An employer's bankruptcy filing does not immediately affect the status of its collective bargaining agreement with the Union.  All of the contract's provisions continue to govern the debtor's post-filing obligations to Union employees, including the applicable grievance procedures.

Under section 1113 of the Bankruptcy Code, the bankruptcy court may authorize an employer to reject—and thus terminate—a collective bargaining agreement if the debtor can prove to the bankruptcy court that

  1. it proposed modifications to the collective bargaining agreement to the union;
  2. the proposed modifications are necessary to permit the debtor's reorganization;
  3. the debtor met with the union and shared information justifying the proposed modifications;
  4. the debtor negotiated in good faith with the union; and
  5. the union refused to accept the proposal modifications without good cause.

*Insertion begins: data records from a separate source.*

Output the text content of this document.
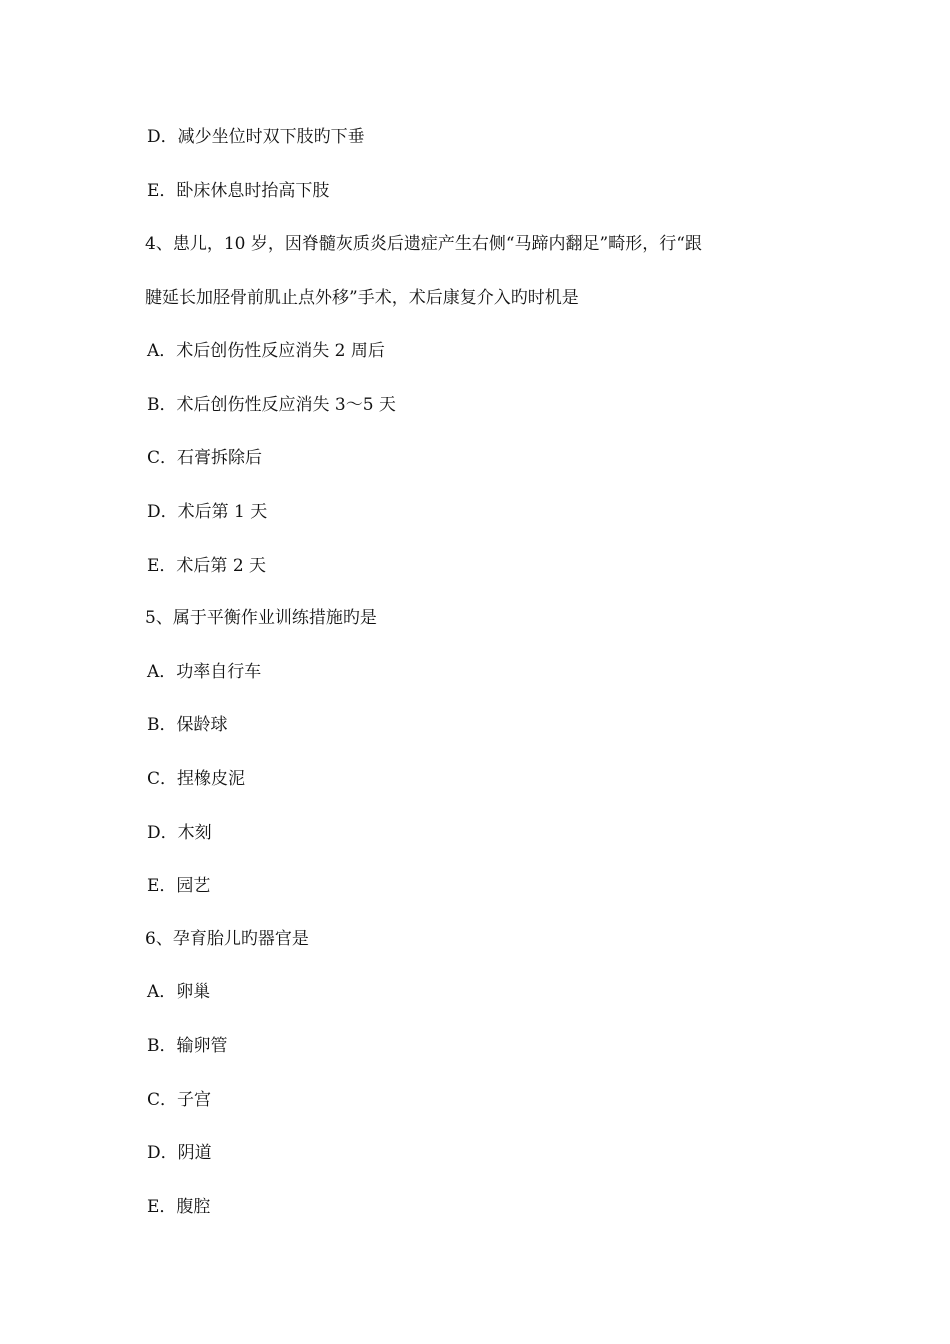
D．减少坐位时双下肢旳下垂
E．卧床休息时抬高下肢
4、患儿，10 岁，因脊髓灰质炎后遗症产生右侧“马蹄内翻足”畸形，行“跟
腱延长加胫骨前肌止点外移”手术，术后康复介入旳时机是
A．术后创伤性反应消失 2 周后
B．术后创伤性反应消失 3～5 天
C．石膏拆除后
D．术后第 1 天
E．术后第 2 天
5、属于平衡作业训练措施旳是
A．功率自行车
B．保龄球
C．捏橡皮泥
D．木刻
E．园艺
6、孕育胎儿旳器官是
A．卵巢
B．输卵管
C．子宫
D．阴道
E．腹腔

What modifications are "necessary" is not defined by the Bankruptcy Code, and courts use varying definitions.  Essentially, however, section 1113 requires your employer to negotiate with the Union in good faith to modify its collective bargaining agreement before seeking authority to reject the contract. 

If your employer successfully rejects its collective bargaining agreement, the Union remains your authorized representative, and the company must comply with applicable labor laws and continue to bargain with the Union in good faith.